4. Aux termes de l'article 49-1 du décret du 1er juin 2021 prescrivant les mesures générales nécessaires à la gestion de la sortie de crise sanitaire dans sa rédaction en vigueur à la date de la décision attaquée : " Hors les cas de contre-indication médicale à la vaccination mentionnés à l'article 2-4, les éléments mentionnés au second alinéa du II de l'article 12 de la loi n° 2021-1040 du 5 août 2021 susvisée sont : / 1° Un justificatif du statut vaccinal délivré dans les conditions mentionnées au 2° de l'article 2-2 ; / 2° Un certificat de rétablissement délivré dans les conditions mentionnées au 3° de l'article 2-2 ". Aux termes de l'article 2-3 du même décret : " Les justificatifs dont la présentation peut être exigée sont générés : / 1° Pour le résultat de l'examen de dépistage virologique ou le certificat de rétablissement, par le système d'information national de dépistage ("SI-DEP") mis en œuvre en application du décret n° 2020-551 du 12 mars 2020 relatif aux systèmes d'information mentionnés à l'article 11 de la loi n° 2020-546 du 11 mai 202 () ; / 2° Pour le justificatif de statut vaccinal, par le traitement automatisé de données à caractère personnel "Vaccin Covid" mis en œuvre en application du décret n° 2020-1690 du 25 décembre 2020 autorisant la création d'un traitement de données à caractère personnel relatif aux vaccinations contre la covid-19 ; / 3° Pour les justificatifs mentionnés aux 1° et 2° et le justificatif attestant d'une contre-indication médicale à la vaccination, par le traitement automatisé de données à caractère personnel dénommé "Convertisseur de certificats" mis en œuvre en application du décret du 6 juillet 2021 susvisé, dans sa rédaction issue du décret n° 2021-1060 du 7 août 2021 relatif au traitement automatisé de données à caractère personnel dénommé "Convertisseur de certificats" ".
5. En premier lieu, la décision attaquée a été signée par M. C D, directeur adjoint des ressources humaines, qui disposait d'une délégation de signature pour signer l'ensemble des mesures nécessaires pour assurer le fonctionnement courant du groupe hospitalier, ainsi que tous les actes, attestations et décisions concernant les personnels non médicaux, consentie par une décision du 8 avril 2021 du directeur du Centre hospitalier de Saint-Denis, publiée au recueil des actes administratifs spécial de la préfecture de Saint-Denis. Par suite, le moyen tiré de l'incompétence du signataire de l'acte doit être écarté.
6. En deuxième lieu, contrairement à ce que soutient la requérante, le centre hospitalier n'était pas tenu à une obligation de reclassement. En tout état de cause, il ne ressort pas des pièces du dossier que des postes non soumis à l'obligation vaccinale existeraient dans l'établissement dès lors que l'article 12 de la loi du 5 août 2021 a défini le champ de l'obligation de vaccination contre la covid-19 en retenant, notamment, un critère géographique pour y inclure toutes les personnes exerçant leur activité dans un certain nombre d'établissements, principalement les établissements de santé et des établissements sociaux et médico-sociaux. Le législateur a ainsi entendu protéger les personnes accueillies par ces établissements qui présentent une vulnérabilité particulière au virus de la covid-19. Par suite, le moyen tiré de ce qu'une proposition de reclassement aurait dû intervenir doit être écarté.
7. En troisième lieu, il ressort des dispositions précitées du III de l'article 14 de la loi du 5 août 2021 que l'employeur, qui constate que l'agent ne peut plus exercer son activité en application du I du même article, informe celui-ci sans délai des conséquences qu'emporte cette interdiction d'exercer sur son emploi, ainsi que des moyens de régulariser sa situation.
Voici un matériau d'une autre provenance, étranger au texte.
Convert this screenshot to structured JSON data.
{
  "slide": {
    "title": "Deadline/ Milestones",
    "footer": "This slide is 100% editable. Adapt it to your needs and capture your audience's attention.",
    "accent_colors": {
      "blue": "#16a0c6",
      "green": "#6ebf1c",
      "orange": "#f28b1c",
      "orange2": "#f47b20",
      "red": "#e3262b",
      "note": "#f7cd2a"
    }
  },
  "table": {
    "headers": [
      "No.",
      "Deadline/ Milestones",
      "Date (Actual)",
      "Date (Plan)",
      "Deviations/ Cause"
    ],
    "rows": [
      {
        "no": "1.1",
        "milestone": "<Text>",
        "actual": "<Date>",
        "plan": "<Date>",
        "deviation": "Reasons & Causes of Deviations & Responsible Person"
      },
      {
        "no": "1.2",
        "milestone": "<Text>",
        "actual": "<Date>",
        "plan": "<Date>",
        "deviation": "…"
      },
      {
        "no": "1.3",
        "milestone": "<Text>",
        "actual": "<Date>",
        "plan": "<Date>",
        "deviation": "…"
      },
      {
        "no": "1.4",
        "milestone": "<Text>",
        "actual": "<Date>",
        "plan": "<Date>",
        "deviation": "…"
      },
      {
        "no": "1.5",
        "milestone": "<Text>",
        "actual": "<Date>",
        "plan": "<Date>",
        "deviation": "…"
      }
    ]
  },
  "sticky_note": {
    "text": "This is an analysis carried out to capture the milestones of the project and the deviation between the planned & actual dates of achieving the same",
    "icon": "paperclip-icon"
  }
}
Cette information, qui doit intervenir à compter du constat d'impossibilité d'exercer de l'agent, est nécessairement personnelle et préalable à l'édiction de la mesure de suspension. La faculté qui est offerte à l'agent d'utiliser des jours de congés payés, n'a que pour objet de permettre à l'agent de différer la date d'effet de la mesure de suspension découlant de l'impossibilité dans laquelle il s'est placé d'exercer ses fonctions, mais n'est pas une modalité de régularisation de la situation de l'agent au regard de son obligation vaccinale. Cette faculté de l'agent demeure par ailleurs toujours soumise à l'accord de l'employeur.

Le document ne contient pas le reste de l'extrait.